FAA Certification For PAC Flagship PAC 750XL
March 11, 2003
Pacific Aerospace Corporation Clinches FAA Certification For Its Flagship PAC 750XL
Hamilton-based Pacific Aerospace Corporation has received American Federal Aviation Administration certification for its flagship PAC 750XL aircraft.
The prestigious FAA certification, which was carried out under a bilateral agreement with the Civil Aviation Authority of New Zealand, was clinched after 18 months exhaustive testing. This entailed subjecting the PAC 750XL to 315 flights, 1000 spins and 2500 individual tests on top of 70,000 man-hours of design, manufacture and assembly - not to mention an investment of many millions of dollars.
When the CAA cleared the PAC 750XL for take-off last year, it had the distinction of being the first passenger aircraft to be designed and manufactured in New Zealand. It's also believed to be the first new aircraft built in the last 25 years specifically to target the burgeoning adventure skydiving market.
It is now the first New Zealand designed and built aircraft to receive FAA-type certification.
The growing popularity of international skydiving provided the impetus for PAC to design and build the PAC 750XL. The robust, multi-purpose aircraft can take 17 fully kitted skydivers to 3600 metres in 12 minutes. Its spacious interior, large exit door, safe jump platform and quick loading capability make it ideal for parachuting. First cleared for take-off in 2001, the first formal certification flight took place in January 2003. Pacific Aerospace Corporation achieved its target of completing flight-testing by March 31 - 100 years to the day since Kiwi aviator Richard Pearse took to the air in his bamboo monoplane.
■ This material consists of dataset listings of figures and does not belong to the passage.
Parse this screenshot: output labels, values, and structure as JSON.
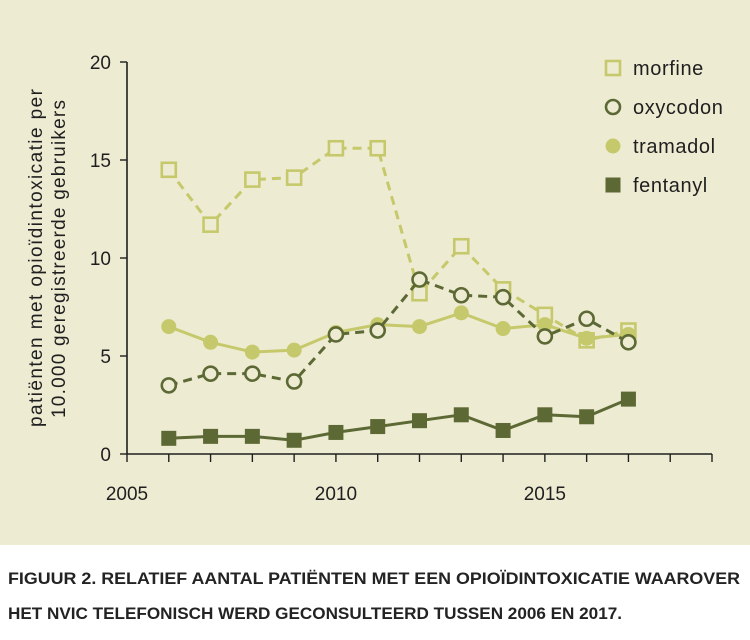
{
  "chart_data": {
    "type": "line",
    "x": [
      2006,
      2007,
      2008,
      2009,
      2010,
      2011,
      2012,
      2013,
      2014,
      2015,
      2016,
      2017
    ],
    "xlim": [
      2005,
      2019
    ],
    "ylim": [
      0,
      20
    ],
    "xticks": [
      2005,
      2010,
      2015
    ],
    "yticks": [
      0,
      5,
      10,
      15,
      20
    ],
    "ylabel": [
      "patiënten met opioïdintoxicatie per",
      "10.000 geregistreerde gebruikers"
    ],
    "legend_position": "top-right",
    "grid": false,
    "series": [
      {
        "name": "morfine",
        "color": "#c6c96b",
        "marker": "square",
        "marker_filled": false,
        "line_style": "dashed",
        "values": [
          14.5,
          11.7,
          14.0,
          14.1,
          15.6,
          15.6,
          8.2,
          10.6,
          8.4,
          7.1,
          5.8,
          6.3
        ]
      },
      {
        "name": "oxycodon",
        "color": "#5c6934",
        "marker": "circle",
        "marker_filled": false,
        "line_style": "dashed",
        "values": [
          3.5,
          4.1,
          4.1,
          3.7,
          6.1,
          6.3,
          8.9,
          8.1,
          8.0,
          6.0,
          6.9,
          5.7
        ]
      },
      {
        "name": "tramadol",
        "color": "#c6c96b",
        "marker": "circle",
        "marker_filled": true,
        "line_style": "solid",
        "values": [
          6.5,
          5.7,
          5.2,
          5.3,
          6.2,
          6.6,
          6.5,
          7.2,
          6.4,
          6.6,
          5.9,
          6.1
        ]
      },
      {
        "name": "fentanyl",
        "color": "#5c6934",
        "marker": "square",
        "marker_filled": true,
        "line_style": "solid",
        "values": [
          0.8,
          0.9,
          0.9,
          0.7,
          1.1,
          1.4,
          1.7,
          2.0,
          1.2,
          2.0,
          1.9,
          2.8
        ]
      }
    ]
  },
  "caption": {
    "lines": [
      "FIGUUR 2. RELATIEF AANTAL PATIËNTEN MET EEN OPIOÏDINTOXICATIE WAAROVER",
      "HET NVIC TELEFONISCH WERD GECONSULTEERD TUSSEN 2006 EN 2017."
    ]
  },
  "colors": {
    "panel_background": "#eeebd3",
    "page_background": "#ffffff",
    "axis": "#1f1f1f"
  }
}
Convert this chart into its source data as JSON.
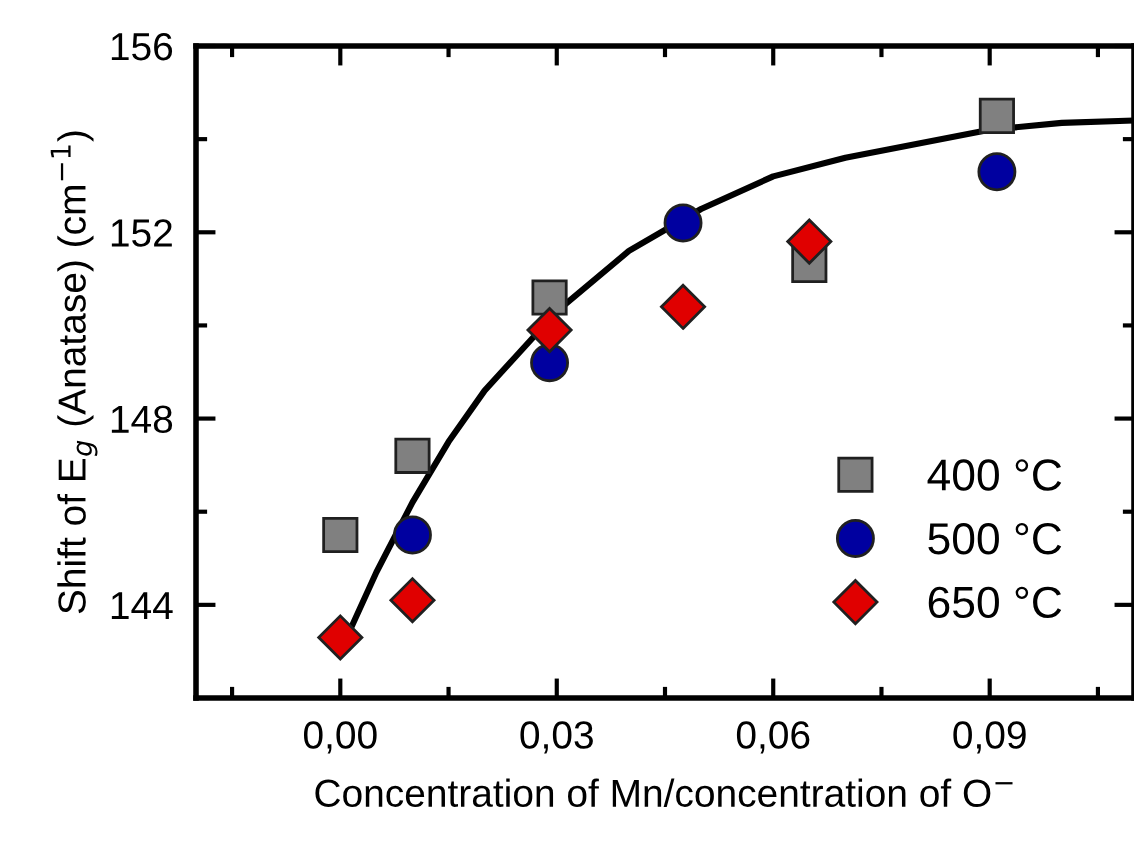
{
  "chart_data": {
    "type": "scatter",
    "xlabel": "Concentration of Mn/concentration of O$^{−}$",
    "ylabel": "Shift of E$_{g}$ (Anatase) (cm$^{−1}$)",
    "xlim": [
      -0.02,
      0.11
    ],
    "ylim": [
      142,
      156
    ],
    "xticks": [
      {
        "value": -0.015,
        "label": null
      },
      {
        "value": 0,
        "label": "0,00"
      },
      {
        "value": 0.015,
        "label": null
      },
      {
        "value": 0.03,
        "label": "0,03"
      },
      {
        "value": 0.045,
        "label": null
      },
      {
        "value": 0.06,
        "label": "0,06"
      },
      {
        "value": 0.075,
        "label": null
      },
      {
        "value": 0.09,
        "label": "0,09"
      },
      {
        "value": 0.105,
        "label": null
      }
    ],
    "yticks": [
      144,
      {
        "value": 146,
        "label": null
      },
      148,
      {
        "value": 150,
        "label": null
      },
      152,
      {
        "value": 154,
        "label": null
      },
      156
    ],
    "grid": false,
    "legend": "bottom right",
    "series": [
      {
        "name": "400 °C",
        "color": "#808080",
        "marker": "square",
        "x": [
          0,
          0.01,
          0.029,
          0.065,
          0.091
        ],
        "values": [
          145.5,
          147.2,
          150.6,
          151.3,
          154.5
        ]
      },
      {
        "name": "500 °C",
        "color": "#0000a0",
        "marker": "circle",
        "x": [
          0.01,
          0.029,
          0.0475,
          0.091
        ],
        "values": [
          145.5,
          149.2,
          152.2,
          153.3
        ]
      },
      {
        "name": "650 °C",
        "color": "#e00000",
        "marker": "diamond",
        "x": [
          0,
          0.01,
          0.029,
          0.0475,
          0.065
        ],
        "values": [
          143.3,
          144.1,
          149.9,
          150.4,
          151.8
        ]
      },
      {
        "type": "line",
        "color": "#000000",
        "marker": "none",
        "x": [
          0,
          0.005,
          0.01,
          0.015,
          0.02,
          0.03,
          0.04,
          0.05,
          0.06,
          0.07,
          0.08,
          0.09,
          0.1,
          0.11
        ],
        "values": [
          143.0,
          144.7,
          146.2,
          147.5,
          148.6,
          150.3,
          151.6,
          152.5,
          153.2,
          153.6,
          153.9,
          154.2,
          154.35,
          154.4
        ]
      }
    ]
  }
}
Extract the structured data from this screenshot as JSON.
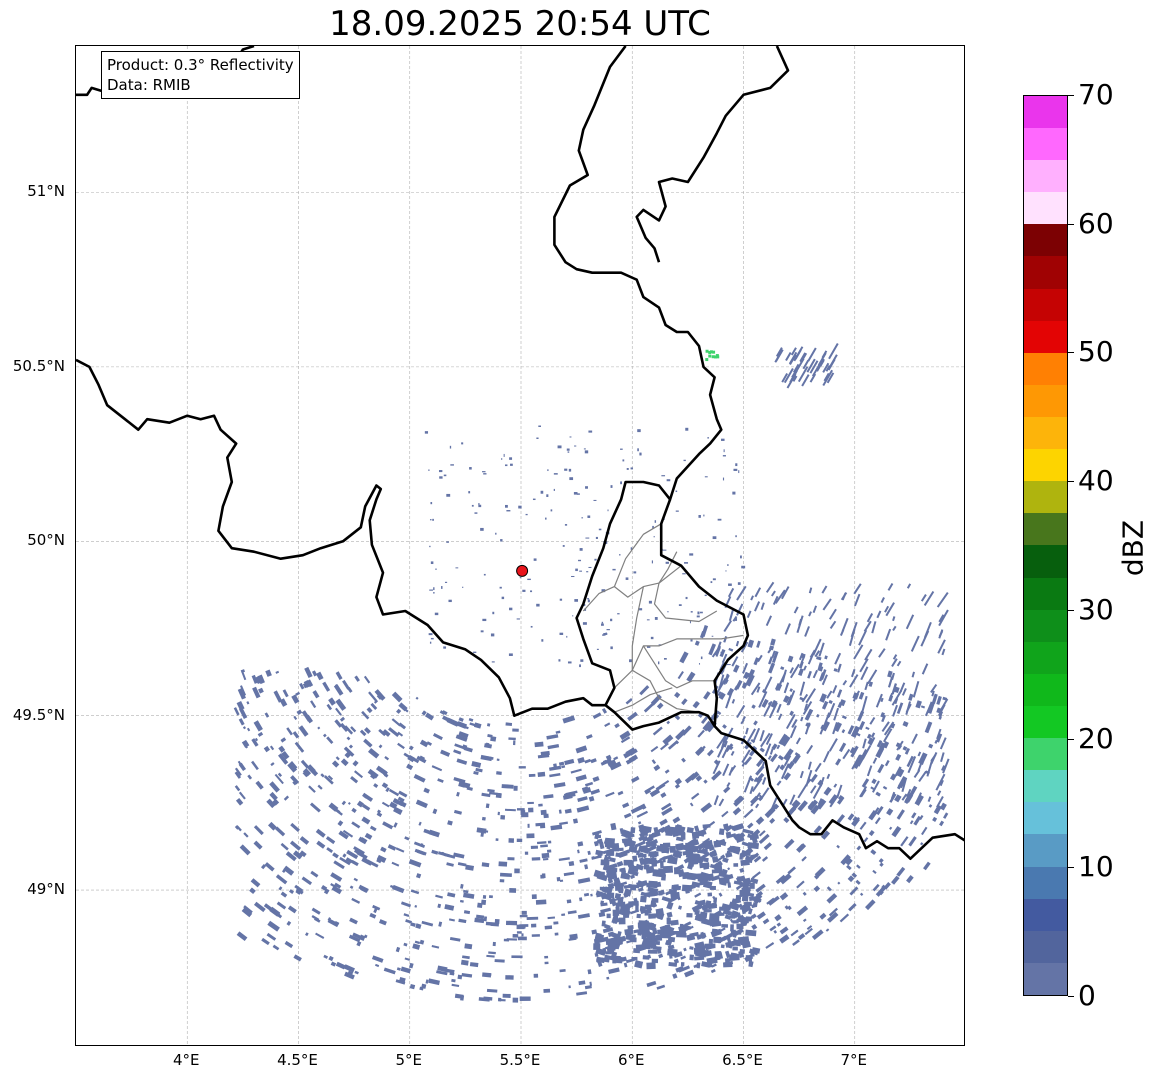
{
  "title": "18.09.2025 20:54 UTC",
  "info": {
    "product": "Product: 0.3° Reflectivity",
    "data": "Data: RMIB"
  },
  "map": {
    "lon_range": [
      3.5,
      7.5
    ],
    "lat_range": [
      48.55,
      51.42
    ],
    "lat_ticks": [
      {
        "value": 49.0,
        "label": "49°N"
      },
      {
        "value": 49.5,
        "label": "49.5°N"
      },
      {
        "value": 50.0,
        "label": "50°N"
      },
      {
        "value": 50.5,
        "label": "50.5°N"
      },
      {
        "value": 51.0,
        "label": "51°N"
      }
    ],
    "lon_ticks": [
      {
        "value": 4.0,
        "label": "4°E"
      },
      {
        "value": 4.5,
        "label": "4.5°E"
      },
      {
        "value": 5.0,
        "label": "5°E"
      },
      {
        "value": 5.5,
        "label": "5.5°E"
      },
      {
        "value": 6.0,
        "label": "6°E"
      },
      {
        "value": 6.5,
        "label": "6.5°E"
      },
      {
        "value": 7.0,
        "label": "7°E"
      }
    ],
    "grid": true,
    "radar_site": {
      "lon": 5.505,
      "lat": 49.915,
      "color": "#e8141c"
    },
    "border_color": "#000000",
    "admin_border_color": "#808080",
    "echo_color_low": "#6474a6",
    "echo_color_mid": "#3ed36c",
    "borders": {
      "north": [
        [
          3.5,
          51.28
        ],
        [
          3.55,
          51.28
        ],
        [
          3.57,
          51.3
        ],
        [
          3.62,
          51.29
        ],
        [
          3.7,
          51.33
        ],
        [
          3.8,
          51.29
        ],
        [
          3.92,
          51.31
        ],
        [
          4.05,
          51.33
        ],
        [
          4.12,
          51.36
        ],
        [
          4.22,
          51.38
        ],
        [
          4.25,
          51.41
        ],
        [
          4.3,
          51.42
        ]
      ],
      "south": [
        [
          3.5,
          50.52
        ],
        [
          3.56,
          50.5
        ],
        [
          3.6,
          50.45
        ],
        [
          3.64,
          50.39
        ],
        [
          3.72,
          50.35
        ],
        [
          3.78,
          50.32
        ],
        [
          3.82,
          50.35
        ],
        [
          3.92,
          50.34
        ],
        [
          4.0,
          50.36
        ],
        [
          4.06,
          50.35
        ],
        [
          4.12,
          50.36
        ],
        [
          4.15,
          50.32
        ],
        [
          4.22,
          50.28
        ],
        [
          4.18,
          50.24
        ],
        [
          4.2,
          50.17
        ],
        [
          4.16,
          50.1
        ],
        [
          4.14,
          50.03
        ],
        [
          4.2,
          49.98
        ],
        [
          4.3,
          49.97
        ],
        [
          4.42,
          49.95
        ],
        [
          4.52,
          49.96
        ],
        [
          4.6,
          49.98
        ],
        [
          4.7,
          50.0
        ],
        [
          4.78,
          50.04
        ],
        [
          4.8,
          50.1
        ],
        [
          4.85,
          50.16
        ],
        [
          4.87,
          50.15
        ],
        [
          4.85,
          50.12
        ],
        [
          4.82,
          50.06
        ],
        [
          4.83,
          49.99
        ],
        [
          4.88,
          49.91
        ],
        [
          4.85,
          49.84
        ],
        [
          4.88,
          49.79
        ],
        [
          4.98,
          49.8
        ],
        [
          5.08,
          49.76
        ],
        [
          5.15,
          49.71
        ],
        [
          5.25,
          49.69
        ],
        [
          5.32,
          49.66
        ],
        [
          5.4,
          49.61
        ],
        [
          5.45,
          49.55
        ],
        [
          5.47,
          49.5
        ],
        [
          5.55,
          49.52
        ],
        [
          5.62,
          49.52
        ],
        [
          5.7,
          49.54
        ],
        [
          5.78,
          49.55
        ],
        [
          5.82,
          49.53
        ],
        [
          5.88,
          49.53
        ],
        [
          5.92,
          49.51
        ],
        [
          6.0,
          49.46
        ],
        [
          6.05,
          49.47
        ],
        [
          6.12,
          49.48
        ],
        [
          6.22,
          49.51
        ],
        [
          6.3,
          49.51
        ],
        [
          6.34,
          49.5
        ],
        [
          6.37,
          49.47
        ],
        [
          6.4,
          49.45
        ],
        [
          6.45,
          49.44
        ],
        [
          6.5,
          49.43
        ],
        [
          6.55,
          49.4
        ],
        [
          6.6,
          49.37
        ],
        [
          6.62,
          49.3
        ],
        [
          6.65,
          49.27
        ],
        [
          6.72,
          49.2
        ],
        [
          6.75,
          49.18
        ],
        [
          6.8,
          49.16
        ],
        [
          6.85,
          49.16
        ],
        [
          6.9,
          49.2
        ],
        [
          6.95,
          49.18
        ],
        [
          7.02,
          49.16
        ],
        [
          7.05,
          49.12
        ],
        [
          7.1,
          49.14
        ],
        [
          7.15,
          49.12
        ],
        [
          7.2,
          49.12
        ],
        [
          7.25,
          49.09
        ],
        [
          7.3,
          49.12
        ],
        [
          7.35,
          49.15
        ],
        [
          7.45,
          49.16
        ],
        [
          7.5,
          49.14
        ]
      ],
      "east": [
        [
          5.97,
          51.42
        ],
        [
          5.9,
          51.36
        ],
        [
          5.83,
          51.25
        ],
        [
          5.78,
          51.18
        ],
        [
          5.76,
          51.12
        ],
        [
          5.8,
          51.05
        ],
        [
          5.72,
          51.02
        ],
        [
          5.65,
          50.93
        ],
        [
          5.65,
          50.85
        ],
        [
          5.7,
          50.8
        ],
        [
          5.75,
          50.78
        ],
        [
          5.82,
          50.77
        ],
        [
          5.95,
          50.77
        ],
        [
          6.02,
          50.75
        ],
        [
          6.05,
          50.7
        ],
        [
          6.12,
          50.67
        ],
        [
          6.15,
          50.62
        ],
        [
          6.2,
          50.6
        ],
        [
          6.25,
          50.6
        ],
        [
          6.3,
          50.56
        ],
        [
          6.32,
          50.5
        ],
        [
          6.37,
          50.47
        ],
        [
          6.35,
          50.42
        ],
        [
          6.38,
          50.35
        ],
        [
          6.4,
          50.32
        ],
        [
          6.35,
          50.28
        ],
        [
          6.3,
          50.25
        ],
        [
          6.2,
          50.18
        ],
        [
          6.17,
          50.12
        ],
        [
          6.12,
          50.16
        ],
        [
          6.05,
          50.17
        ],
        [
          5.97,
          50.17
        ],
        [
          5.95,
          50.12
        ],
        [
          5.9,
          50.05
        ],
        [
          5.87,
          49.98
        ],
        [
          5.82,
          49.9
        ],
        [
          5.78,
          49.82
        ],
        [
          5.75,
          49.78
        ],
        [
          5.78,
          49.72
        ],
        [
          5.82,
          49.65
        ],
        [
          5.9,
          49.63
        ],
        [
          5.92,
          49.58
        ],
        [
          5.88,
          49.53
        ]
      ],
      "east_lu": [
        [
          6.17,
          50.12
        ],
        [
          6.13,
          50.05
        ],
        [
          6.13,
          49.96
        ],
        [
          6.22,
          49.93
        ],
        [
          6.3,
          49.87
        ],
        [
          6.38,
          49.83
        ],
        [
          6.5,
          49.79
        ],
        [
          6.52,
          49.73
        ],
        [
          6.5,
          49.7
        ],
        [
          6.43,
          49.66
        ],
        [
          6.37,
          49.6
        ],
        [
          6.38,
          49.55
        ],
        [
          6.37,
          49.47
        ]
      ],
      "east_de_top": [
        [
          6.65,
          51.42
        ],
        [
          6.7,
          51.35
        ],
        [
          6.62,
          51.3
        ],
        [
          6.5,
          51.28
        ],
        [
          6.42,
          51.22
        ],
        [
          6.38,
          51.17
        ],
        [
          6.32,
          51.1
        ],
        [
          6.25,
          51.03
        ],
        [
          6.18,
          51.04
        ],
        [
          6.12,
          51.03
        ],
        [
          6.15,
          50.96
        ],
        [
          6.12,
          50.92
        ],
        [
          6.05,
          50.95
        ],
        [
          6.02,
          50.93
        ],
        [
          6.06,
          50.87
        ],
        [
          6.1,
          50.84
        ],
        [
          6.12,
          50.8
        ]
      ],
      "admin": [
        [
          [
            5.78,
            49.8
          ],
          [
            5.85,
            49.85
          ],
          [
            5.92,
            49.87
          ],
          [
            5.98,
            49.84
          ],
          [
            6.05,
            49.87
          ],
          [
            6.12,
            49.88
          ],
          [
            6.22,
            49.93
          ]
        ],
        [
          [
            5.92,
            49.58
          ],
          [
            6.0,
            49.63
          ],
          [
            6.05,
            49.7
          ],
          [
            6.12,
            49.7
          ],
          [
            6.2,
            49.72
          ],
          [
            6.3,
            49.72
          ],
          [
            6.4,
            49.72
          ],
          [
            6.5,
            49.73
          ]
        ],
        [
          [
            6.0,
            49.63
          ],
          [
            6.08,
            49.6
          ],
          [
            6.12,
            49.55
          ],
          [
            6.2,
            49.52
          ],
          [
            6.3,
            49.51
          ]
        ],
        [
          [
            5.92,
            49.51
          ],
          [
            6.0,
            49.53
          ],
          [
            6.08,
            49.56
          ],
          [
            6.18,
            49.58
          ]
        ],
        [
          [
            6.05,
            49.87
          ],
          [
            6.02,
            49.78
          ],
          [
            6.0,
            49.7
          ],
          [
            6.0,
            49.63
          ]
        ],
        [
          [
            6.12,
            49.88
          ],
          [
            6.1,
            49.82
          ],
          [
            6.15,
            49.78
          ],
          [
            6.3,
            49.77
          ],
          [
            6.38,
            49.8
          ]
        ],
        [
          [
            5.92,
            49.87
          ],
          [
            5.97,
            49.95
          ],
          [
            6.05,
            50.02
          ],
          [
            6.13,
            50.05
          ]
        ],
        [
          [
            6.12,
            49.88
          ],
          [
            6.16,
            49.92
          ],
          [
            6.2,
            49.97
          ]
        ],
        [
          [
            6.05,
            49.7
          ],
          [
            6.1,
            49.65
          ],
          [
            6.15,
            49.6
          ],
          [
            6.2,
            49.58
          ],
          [
            6.27,
            49.6
          ],
          [
            6.37,
            49.6
          ]
        ]
      ]
    }
  },
  "colorbar": {
    "label": "dBZ",
    "min": 0,
    "max": 70,
    "ticks": [
      0,
      10,
      20,
      30,
      40,
      50,
      60,
      70
    ],
    "colors": [
      "#6474a6",
      "#52659d",
      "#435aa0",
      "#4a79b0",
      "#599bc5",
      "#66c1da",
      "#5fd4c1",
      "#3ed36c",
      "#13c823",
      "#10b81b",
      "#10a41b",
      "#0e8f1a",
      "#0a7a12",
      "#075f0d",
      "#48761c",
      "#afb40e",
      "#fdd400",
      "#fdb40a",
      "#fe9804",
      "#ff8003",
      "#e30404",
      "#c50303",
      "#a00203",
      "#7c0103",
      "#ffe1fe",
      "#ffb0fe",
      "#ff68fe",
      "#ea35ec"
    ]
  }
}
Pacific Aerospace Corporation's managing director Brian Hare says firm options for 260 of the PAC 750XL, in addition to the 18 already sold, supports the company's belief the plane is the best multi-purpose aircraft available.
"At around $NZ1.7 million ($US1 million) per aircraft, we are sitting on export orders in excess of $NZ440 million ($US250 million) over the next 10 years," says Hare. "Pacific Aerospace Corporation has plans to triple in size over the next three to five years to cope with worldwide demand. Total staffing will increase from 120 to over 250 by 2008 and a number of key subcontractors throughout New Zealand will also boost capacity."